The CHIME All-sky Multi-day Pulsar Stack Search (CHAMPSS) survey uses the data stream from the CHIME/FRB instrument, taking data from the whole Northern sky as it passes overhead and combining data from multiple days to detect fainter pulsars. However, it is not sensitive to the fastest pulsars with periods below ∼ 10 ms.

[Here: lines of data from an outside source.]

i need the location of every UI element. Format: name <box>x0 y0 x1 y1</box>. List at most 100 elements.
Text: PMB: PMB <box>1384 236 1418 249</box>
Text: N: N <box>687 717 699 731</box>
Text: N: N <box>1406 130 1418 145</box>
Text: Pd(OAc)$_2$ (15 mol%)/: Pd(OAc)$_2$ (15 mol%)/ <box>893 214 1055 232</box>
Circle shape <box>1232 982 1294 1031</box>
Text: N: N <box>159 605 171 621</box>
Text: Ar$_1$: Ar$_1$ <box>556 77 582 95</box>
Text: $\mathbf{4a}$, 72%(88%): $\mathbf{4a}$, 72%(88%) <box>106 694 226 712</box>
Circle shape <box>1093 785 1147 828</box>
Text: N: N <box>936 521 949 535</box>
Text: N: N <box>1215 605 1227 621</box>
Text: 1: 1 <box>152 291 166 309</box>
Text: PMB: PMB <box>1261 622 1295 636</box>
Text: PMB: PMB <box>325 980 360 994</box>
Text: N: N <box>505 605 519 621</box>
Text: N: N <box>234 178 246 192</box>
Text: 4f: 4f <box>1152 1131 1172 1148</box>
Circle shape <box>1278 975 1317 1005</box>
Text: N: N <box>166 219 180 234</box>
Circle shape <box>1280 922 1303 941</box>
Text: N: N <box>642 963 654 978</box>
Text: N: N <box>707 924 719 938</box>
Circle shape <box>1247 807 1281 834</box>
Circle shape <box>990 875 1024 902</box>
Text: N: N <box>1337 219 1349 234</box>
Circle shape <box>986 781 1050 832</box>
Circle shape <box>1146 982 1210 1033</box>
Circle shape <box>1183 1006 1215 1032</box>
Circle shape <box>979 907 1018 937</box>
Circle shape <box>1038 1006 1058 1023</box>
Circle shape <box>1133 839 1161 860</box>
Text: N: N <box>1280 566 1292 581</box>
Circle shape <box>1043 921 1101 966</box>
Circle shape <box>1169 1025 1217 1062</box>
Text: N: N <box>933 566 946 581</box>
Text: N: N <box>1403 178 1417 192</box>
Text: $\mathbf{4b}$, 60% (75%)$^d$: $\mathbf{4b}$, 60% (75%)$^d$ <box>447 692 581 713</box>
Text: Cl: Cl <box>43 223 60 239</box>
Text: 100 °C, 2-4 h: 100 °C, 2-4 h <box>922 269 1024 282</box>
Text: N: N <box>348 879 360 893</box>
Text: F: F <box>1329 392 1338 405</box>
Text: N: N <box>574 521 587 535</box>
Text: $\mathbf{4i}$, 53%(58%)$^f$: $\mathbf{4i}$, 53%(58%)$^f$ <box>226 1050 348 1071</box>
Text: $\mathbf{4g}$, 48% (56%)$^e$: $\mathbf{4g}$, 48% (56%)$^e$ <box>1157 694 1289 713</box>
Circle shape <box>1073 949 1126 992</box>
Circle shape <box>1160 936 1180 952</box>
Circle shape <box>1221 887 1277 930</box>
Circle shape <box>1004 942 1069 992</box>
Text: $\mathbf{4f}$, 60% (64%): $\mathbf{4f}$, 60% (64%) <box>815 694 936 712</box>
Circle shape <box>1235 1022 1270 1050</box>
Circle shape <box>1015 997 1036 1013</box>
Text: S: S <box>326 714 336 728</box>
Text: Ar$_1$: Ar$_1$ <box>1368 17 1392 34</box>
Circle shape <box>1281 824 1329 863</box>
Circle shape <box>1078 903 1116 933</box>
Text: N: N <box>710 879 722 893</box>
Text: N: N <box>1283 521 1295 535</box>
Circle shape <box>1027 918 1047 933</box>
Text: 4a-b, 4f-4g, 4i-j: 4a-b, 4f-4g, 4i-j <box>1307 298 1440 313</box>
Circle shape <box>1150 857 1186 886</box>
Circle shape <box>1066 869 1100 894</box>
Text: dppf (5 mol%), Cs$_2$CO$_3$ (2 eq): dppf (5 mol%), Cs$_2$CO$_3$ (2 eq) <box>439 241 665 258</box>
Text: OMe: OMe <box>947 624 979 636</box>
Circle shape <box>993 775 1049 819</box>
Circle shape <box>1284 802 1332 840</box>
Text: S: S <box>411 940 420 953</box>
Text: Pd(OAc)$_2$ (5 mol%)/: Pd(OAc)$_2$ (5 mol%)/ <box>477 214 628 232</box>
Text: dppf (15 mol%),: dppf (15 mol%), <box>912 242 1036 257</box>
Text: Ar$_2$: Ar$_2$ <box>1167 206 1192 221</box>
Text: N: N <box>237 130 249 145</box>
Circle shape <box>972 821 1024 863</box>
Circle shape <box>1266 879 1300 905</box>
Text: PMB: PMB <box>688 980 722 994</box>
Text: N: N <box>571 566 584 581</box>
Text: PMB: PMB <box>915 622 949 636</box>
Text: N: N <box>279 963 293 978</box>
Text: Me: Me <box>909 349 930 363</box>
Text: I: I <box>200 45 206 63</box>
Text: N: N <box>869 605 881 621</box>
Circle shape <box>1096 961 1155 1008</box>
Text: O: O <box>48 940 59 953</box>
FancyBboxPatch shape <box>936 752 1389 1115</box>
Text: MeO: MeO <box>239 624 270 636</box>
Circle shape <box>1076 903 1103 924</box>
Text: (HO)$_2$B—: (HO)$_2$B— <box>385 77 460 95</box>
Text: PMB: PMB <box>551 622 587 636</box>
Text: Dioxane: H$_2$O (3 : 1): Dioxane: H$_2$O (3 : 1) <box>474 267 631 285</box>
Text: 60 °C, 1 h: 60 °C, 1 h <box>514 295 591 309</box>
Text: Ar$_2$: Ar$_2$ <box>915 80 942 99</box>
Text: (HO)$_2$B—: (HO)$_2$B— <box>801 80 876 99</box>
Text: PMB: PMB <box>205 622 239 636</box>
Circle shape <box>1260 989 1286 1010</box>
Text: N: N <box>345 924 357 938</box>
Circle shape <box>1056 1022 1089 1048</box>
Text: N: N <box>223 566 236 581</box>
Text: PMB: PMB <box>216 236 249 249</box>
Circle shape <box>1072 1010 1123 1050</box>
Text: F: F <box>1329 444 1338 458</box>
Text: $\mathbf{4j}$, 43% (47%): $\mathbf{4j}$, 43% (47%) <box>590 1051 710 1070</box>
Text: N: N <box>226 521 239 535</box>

The other survey uses the CHIME/Pulsar system to take multiple observations of the same point on the sky, correcting for different amounts of material between the Earth and potential pulsars. This scheme lets it detect the fastest pulsars further out into the Galaxy. However, the CHIME/Pulsar survey does not combine multiple days’ data and so will not detect the faintest pulsars found by CHAMPSS. The two surveys are thus sensitive to different, but overlapping, sections of the pulsar population, and further demonstrate the collaborative nature of CHIME which allows multiple experiments to run simultaneously.
In this thesis I describe the software pipeline for each survey. The CHIME All-sky Multi-day Pulsar Stack Search (CHAMPSS) pipeline I developed as part of a group; the CHIME/Pulsar pipeline was an individual project. I also present PSR J2108+5001, a newly discovered pulsar in the pilot survey area, and J1629+4636, J2100+4711, J2151+5128, and J2319+4919 which were discovered during a subsequent CHAMPSS commissioning survey.